Shilajit is a resinous blackish-brown sticky tar-like herbomineral exudate that seeps from sedimentary rocks of steep mountainous regions and has reported medicinal properties (1, 2). Although geographic and environmental factors determine the composition of shilajit (1, 3), chemical characterization of shilajit has revealed the presence of three major components as represented by dibenzo-α-pyrones (DBPs, also known as urolithins in free form as well as conjugated with chromoproteins), fulvic acid with DBP core nucleus, and humic acid (2, 3). Shilajit and its active constituents have been reported to possess an array of pharmacological properties including adaptogenic, antioxidant, anti-inflammatory, immunomodulatory, anti-diabetic, and neurological properties (4, 5).
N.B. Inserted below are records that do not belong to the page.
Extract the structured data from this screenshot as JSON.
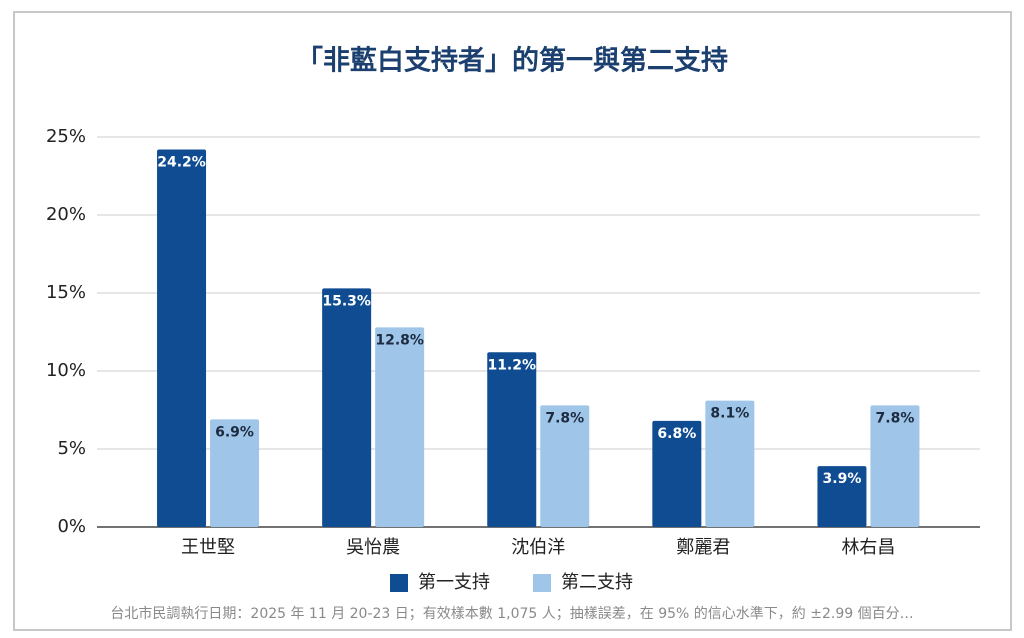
{
  "chart_data": {
    "type": "bar",
    "title": "「非藍白支持者」的第一與第二支持",
    "categories": [
      "王世堅",
      "吳怡農",
      "沈伯洋",
      "鄭麗君",
      "林右昌"
    ],
    "series": [
      {
        "name": "第一支持",
        "color": "#0f4c92",
        "values": [
          24.2,
          15.3,
          11.2,
          6.8,
          3.9
        ],
        "value_labels": [
          "24.2%",
          "15.3%",
          "11.2%",
          "6.8%",
          "3.9%"
        ]
      },
      {
        "name": "第二支持",
        "color": "#9fc5e8",
        "values": [
          6.9,
          12.8,
          7.8,
          8.1,
          7.8
        ],
        "value_labels": [
          "6.9%",
          "12.8%",
          "7.8%",
          "8.1%",
          "7.8%"
        ]
      }
    ],
    "ylim": [
      0,
      25
    ],
    "yticks": [
      {
        "value": 0,
        "label": "0%"
      },
      {
        "value": 5,
        "label": "5%"
      },
      {
        "value": 10,
        "label": "10%"
      },
      {
        "value": 15,
        "label": "15%"
      },
      {
        "value": 20,
        "label": "20%"
      },
      {
        "value": 25,
        "label": "25%"
      }
    ],
    "grid": true,
    "legend": "bottom",
    "footnote": "台北市民調執行日期：2025 年 11 月 20-23 日；有效樣本數 1,075 人；抽樣誤差，在 95% 的信心水準下，約 ±2.99 個百分…"
  }
}
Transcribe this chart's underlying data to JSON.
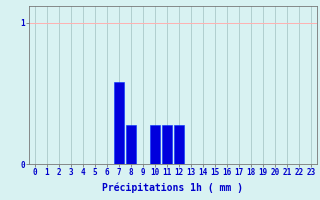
{
  "categories": [
    0,
    1,
    2,
    3,
    4,
    5,
    6,
    7,
    8,
    9,
    10,
    11,
    12,
    13,
    14,
    15,
    16,
    17,
    18,
    19,
    20,
    21,
    22,
    23
  ],
  "values": [
    0,
    0,
    0,
    0,
    0,
    0,
    0,
    0.58,
    0.28,
    0,
    0.28,
    0.28,
    0.28,
    0,
    0,
    0,
    0,
    0,
    0,
    0,
    0,
    0,
    0,
    0
  ],
  "bar_color": "#0000dd",
  "bar_edge_color": "#0033ff",
  "background_color": "#d8f2f2",
  "grid_color_h": "#ffb0b0",
  "grid_color_v": "#b0cece",
  "xlabel": "Précipitations 1h ( mm )",
  "xlabel_color": "#0000cc",
  "xlabel_fontsize": 7,
  "tick_label_color": "#0000cc",
  "tick_fontsize": 5.5,
  "ytick_labels": [
    "0",
    "1"
  ],
  "ytick_values": [
    0,
    1
  ],
  "ylim": [
    0,
    1.12
  ],
  "xlim": [
    -0.5,
    23.5
  ]
}
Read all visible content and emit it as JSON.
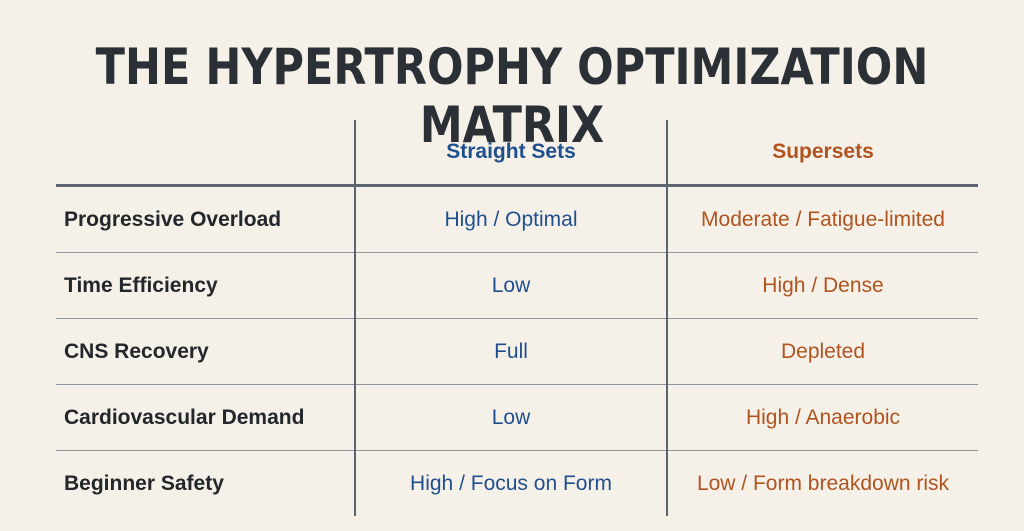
{
  "header": {
    "title": "THE HYPERTROPHY OPTIMIZATION MATRIX"
  },
  "table": {
    "columns": [
      "Straight Sets",
      "Supersets"
    ],
    "rows": [
      [
        "Progressive Overload",
        "High / Optimal",
        "Moderate / Fatigue-limited"
      ],
      [
        "Time Efficiency",
        "Low",
        "High / Dense"
      ],
      [
        "CNS Recovery",
        "Full",
        "Depleted"
      ],
      [
        "Cardiovascular Demand",
        "Low",
        "High / Anaerobic"
      ],
      [
        "Beginner Safety",
        "High / Focus on Form",
        "Low / Form breakdown risk"
      ]
    ]
  }
}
Skin aging is characterized by wrinkles, dryness, laxity, thinning, irregular pigmentation, and loss of elasticity (6). Decrease in dermal thickness and vascularity is a hallmark of cutaneous aging (7). Aging is associated with decreased cutaneous perfusion (8). Dietary supplements show promise in preventing and managing serious health conditions. The present study was aimed at determining the effect of supplementing with a standardized shilajit extract on skin gene expression profile and related function.
The study design comprised six total study visits including a baseline visit (V1) and a final 14-week visit (V6) following oral shilajit supplementation (125 or 250 mg bid). A skin biopsy of the left inner upper arm of each subject was collected at visit 2 and visit 6 for gene expression profiling using Affymetrix Clariom™ D Assay. Skin perfusion was determined by MATLAB processing of dermascopic images. Transcriptome data were normalized and subjected to statistical analysis. The differentially regulated genes were subjected to Ingenuity Pathway Analysis (IPA®). The expression of the differentially regulated genes identified by IPA® were verified using real-time polymerasechain reaction (RT-PCR).
Supplementation with shilajit for 14 weeks was not associated with any reported adverse effect within this period. At a higher dose (250 mg bid), shilajit improved skin perfusion when compared to baseline or the placebo. Pathway analysis identified shilajit-inducible genes relevant to endothelial cell migration, growth of blood vessels, and ECM which were validated by quantitative real-time polymerasechain reaction (RT-PCR) analysis.
This work provides maiden evidence demonstrating that oral shilajit supplementation in adult healthy women induced genes relevant to endothelial cell migration and growth of blood vessels. Shilajit supplementation improved skin microperfusion.